La ministre du Travail s’engage à « consolider le développement de l’apprentissage »

Perspectives de la rentrée 2021, effets de la réforme de 2018 sur les CFA et financement de l’apprentissage : sur tous ces sujets la ministre du Travail a tenu à rassurer les directeurs de CFA réunis lors d’un webinaire organisé mardi 29 juin par leur fédération, la Fnadir.

Par - Le 01 juillet 2021.

Moment charnière pour les centres de formation d’apprentis (CFA). Après une année record, avec plus de 516 000 entrées en apprentissage enregistrées dans le privé en 2020, les regards des adhérents de la Fédération nationale des directeurs de CFA, la Fnadir, qui tenait sa journée d’informations et d’échanges à distance, mardi 29 juin, se portent désormais sur la rentrée 2021. Point positif, les aides exceptionnelles à l’embauche ont été reconduites « à l’identique jusqu’au 31 décembre 2021, dans le secteur privé comme dans la fonction publique territoriale » a rappelé la ministre du Travail en clôture de la manifestation. De quoi sécuriser les employeurs dans leurs recrutements.

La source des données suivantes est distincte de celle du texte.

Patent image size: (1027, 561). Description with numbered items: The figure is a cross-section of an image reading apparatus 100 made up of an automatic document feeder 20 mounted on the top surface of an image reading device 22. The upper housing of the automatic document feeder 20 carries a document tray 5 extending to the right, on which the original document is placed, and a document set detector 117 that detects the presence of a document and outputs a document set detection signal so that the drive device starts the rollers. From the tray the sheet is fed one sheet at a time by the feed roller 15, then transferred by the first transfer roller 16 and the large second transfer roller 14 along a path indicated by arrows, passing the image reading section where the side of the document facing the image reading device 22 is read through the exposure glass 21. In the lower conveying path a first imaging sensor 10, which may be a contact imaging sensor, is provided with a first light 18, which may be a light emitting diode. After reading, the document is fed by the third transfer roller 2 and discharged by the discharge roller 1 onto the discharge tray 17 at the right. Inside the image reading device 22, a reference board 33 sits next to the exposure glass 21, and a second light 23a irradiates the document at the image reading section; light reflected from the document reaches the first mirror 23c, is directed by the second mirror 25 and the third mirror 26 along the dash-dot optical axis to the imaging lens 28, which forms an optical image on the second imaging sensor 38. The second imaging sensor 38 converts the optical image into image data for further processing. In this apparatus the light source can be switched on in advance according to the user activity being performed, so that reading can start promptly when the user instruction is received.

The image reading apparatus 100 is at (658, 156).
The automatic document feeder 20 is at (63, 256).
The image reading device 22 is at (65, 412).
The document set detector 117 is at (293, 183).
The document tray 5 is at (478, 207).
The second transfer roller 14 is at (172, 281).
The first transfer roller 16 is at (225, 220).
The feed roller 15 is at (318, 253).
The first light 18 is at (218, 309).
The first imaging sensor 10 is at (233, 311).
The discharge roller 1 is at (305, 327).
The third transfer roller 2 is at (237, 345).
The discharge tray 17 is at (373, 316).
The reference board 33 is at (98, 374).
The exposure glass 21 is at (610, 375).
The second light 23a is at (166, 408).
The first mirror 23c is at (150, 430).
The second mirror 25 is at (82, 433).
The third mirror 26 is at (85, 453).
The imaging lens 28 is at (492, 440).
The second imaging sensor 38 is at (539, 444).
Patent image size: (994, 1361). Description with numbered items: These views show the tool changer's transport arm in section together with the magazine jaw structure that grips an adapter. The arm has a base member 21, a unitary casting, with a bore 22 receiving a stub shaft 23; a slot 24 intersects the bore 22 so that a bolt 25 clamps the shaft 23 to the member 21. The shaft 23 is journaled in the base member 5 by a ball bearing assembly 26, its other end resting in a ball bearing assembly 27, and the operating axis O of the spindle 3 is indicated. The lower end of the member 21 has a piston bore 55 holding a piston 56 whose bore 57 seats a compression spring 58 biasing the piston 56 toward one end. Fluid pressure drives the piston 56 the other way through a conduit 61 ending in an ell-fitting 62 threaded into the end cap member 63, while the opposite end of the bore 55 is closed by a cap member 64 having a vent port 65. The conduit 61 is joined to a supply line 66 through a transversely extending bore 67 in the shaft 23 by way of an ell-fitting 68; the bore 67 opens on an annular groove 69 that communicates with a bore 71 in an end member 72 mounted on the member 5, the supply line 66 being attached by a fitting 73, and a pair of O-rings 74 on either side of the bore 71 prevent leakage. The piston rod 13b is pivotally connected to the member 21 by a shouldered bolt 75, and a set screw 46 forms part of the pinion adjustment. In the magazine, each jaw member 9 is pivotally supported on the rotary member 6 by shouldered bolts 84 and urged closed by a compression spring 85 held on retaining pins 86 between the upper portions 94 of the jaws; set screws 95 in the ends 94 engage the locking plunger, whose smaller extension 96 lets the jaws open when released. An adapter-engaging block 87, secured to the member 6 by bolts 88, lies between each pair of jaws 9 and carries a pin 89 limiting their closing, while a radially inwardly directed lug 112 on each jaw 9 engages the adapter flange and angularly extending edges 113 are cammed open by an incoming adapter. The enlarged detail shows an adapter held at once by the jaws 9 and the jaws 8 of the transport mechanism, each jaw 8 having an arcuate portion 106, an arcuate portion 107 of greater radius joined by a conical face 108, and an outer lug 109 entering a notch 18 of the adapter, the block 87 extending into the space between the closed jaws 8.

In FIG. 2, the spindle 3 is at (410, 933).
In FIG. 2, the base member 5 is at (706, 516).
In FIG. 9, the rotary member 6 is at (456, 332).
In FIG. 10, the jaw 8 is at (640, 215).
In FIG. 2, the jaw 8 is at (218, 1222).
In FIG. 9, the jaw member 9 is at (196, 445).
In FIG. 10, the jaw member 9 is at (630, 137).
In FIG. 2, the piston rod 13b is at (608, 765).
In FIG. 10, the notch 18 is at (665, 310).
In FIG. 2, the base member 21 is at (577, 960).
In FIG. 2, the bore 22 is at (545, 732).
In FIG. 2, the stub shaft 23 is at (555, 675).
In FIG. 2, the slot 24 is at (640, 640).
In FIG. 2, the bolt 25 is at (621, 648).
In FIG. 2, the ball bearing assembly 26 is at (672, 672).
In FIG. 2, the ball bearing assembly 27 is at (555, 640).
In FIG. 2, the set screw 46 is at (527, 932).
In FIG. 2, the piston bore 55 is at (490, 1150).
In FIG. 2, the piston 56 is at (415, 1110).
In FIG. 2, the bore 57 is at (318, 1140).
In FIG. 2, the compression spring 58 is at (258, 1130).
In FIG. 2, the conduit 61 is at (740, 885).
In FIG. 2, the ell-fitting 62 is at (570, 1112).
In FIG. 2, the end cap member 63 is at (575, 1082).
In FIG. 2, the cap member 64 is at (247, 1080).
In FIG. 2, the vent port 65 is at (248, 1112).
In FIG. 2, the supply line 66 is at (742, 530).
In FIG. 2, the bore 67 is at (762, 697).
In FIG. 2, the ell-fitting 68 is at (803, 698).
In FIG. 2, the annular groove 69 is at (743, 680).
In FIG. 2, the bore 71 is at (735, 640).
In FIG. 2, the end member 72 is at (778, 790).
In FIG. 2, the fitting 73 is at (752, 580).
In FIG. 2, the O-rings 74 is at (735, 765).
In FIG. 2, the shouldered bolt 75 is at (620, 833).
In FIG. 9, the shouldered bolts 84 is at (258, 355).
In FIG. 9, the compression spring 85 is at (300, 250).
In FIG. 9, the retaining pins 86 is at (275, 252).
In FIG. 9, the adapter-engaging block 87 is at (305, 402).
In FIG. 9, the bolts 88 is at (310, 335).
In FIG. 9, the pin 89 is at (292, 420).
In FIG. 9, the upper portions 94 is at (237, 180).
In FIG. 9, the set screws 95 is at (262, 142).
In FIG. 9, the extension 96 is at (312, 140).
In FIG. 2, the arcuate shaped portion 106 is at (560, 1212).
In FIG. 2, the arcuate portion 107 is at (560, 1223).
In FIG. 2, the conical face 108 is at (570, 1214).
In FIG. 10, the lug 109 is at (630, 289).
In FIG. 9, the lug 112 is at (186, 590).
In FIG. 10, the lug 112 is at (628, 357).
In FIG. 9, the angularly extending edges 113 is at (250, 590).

Fluidifier les process de gestion

Au-delà des effectifs d’apprentis, se pose la question de la qualité des process de gestion et de financement des contrats suite à la réforme de 2018. La prise en charge des contrats par les opérateurs de compétences, en 2020, a occasionné d’importants changements dans les organisations et créé des turbulences au niveau de la trésorerie des CFA. Des groupes de travail ont été mis en place avec les opérateurs de compétences pour normaliser et harmoniser les pratiques. Des échanges qui devront se traduire par « de la fluidité parce que nous avons un modèle économique à tenir », souligne Pascal Picault, vice-président de la Fnadir. Sur ce sujet, Elisabeth Borne s’est voulue rassurante : « nous continuerons à travailler pour lever tous les freins qui perdurent. » La ministre du Travail qui a mobilisé ses services dans le cadre du comité technique inter-opco, à la demande de la Fnadir, sera attentive aux résultats des travaux qui seront présentés prochainement.

Des ambitions confirmées

Conséquence là encore de la réforme, les CFA doivent transmettre tous les ans à France compétences leur comptabilité analytique. Sur le terrain, cette nouvelle obligation suscite interrogations et craintes de voir les niveaux de prise en charge évoluer à la baisse. Des inquiétudes auxquelles a répondu la ministre du Travail, en précisant, que ce travail devait permettre aux branches de déterminer « sur une base objectivée » les niveaux de prise en charge « sans présupposer d’un niveau de baisse ». Et rappeler que l’objectif du gouvernement est « d’ancrer dans la durée les résultats obtenus depuis la réforme et de maintenir un haut niveau d’entrées en apprentissage. » « L’approche strictement budgétaire n’est pas celle qui dicte notre action », a-t-elle souligné.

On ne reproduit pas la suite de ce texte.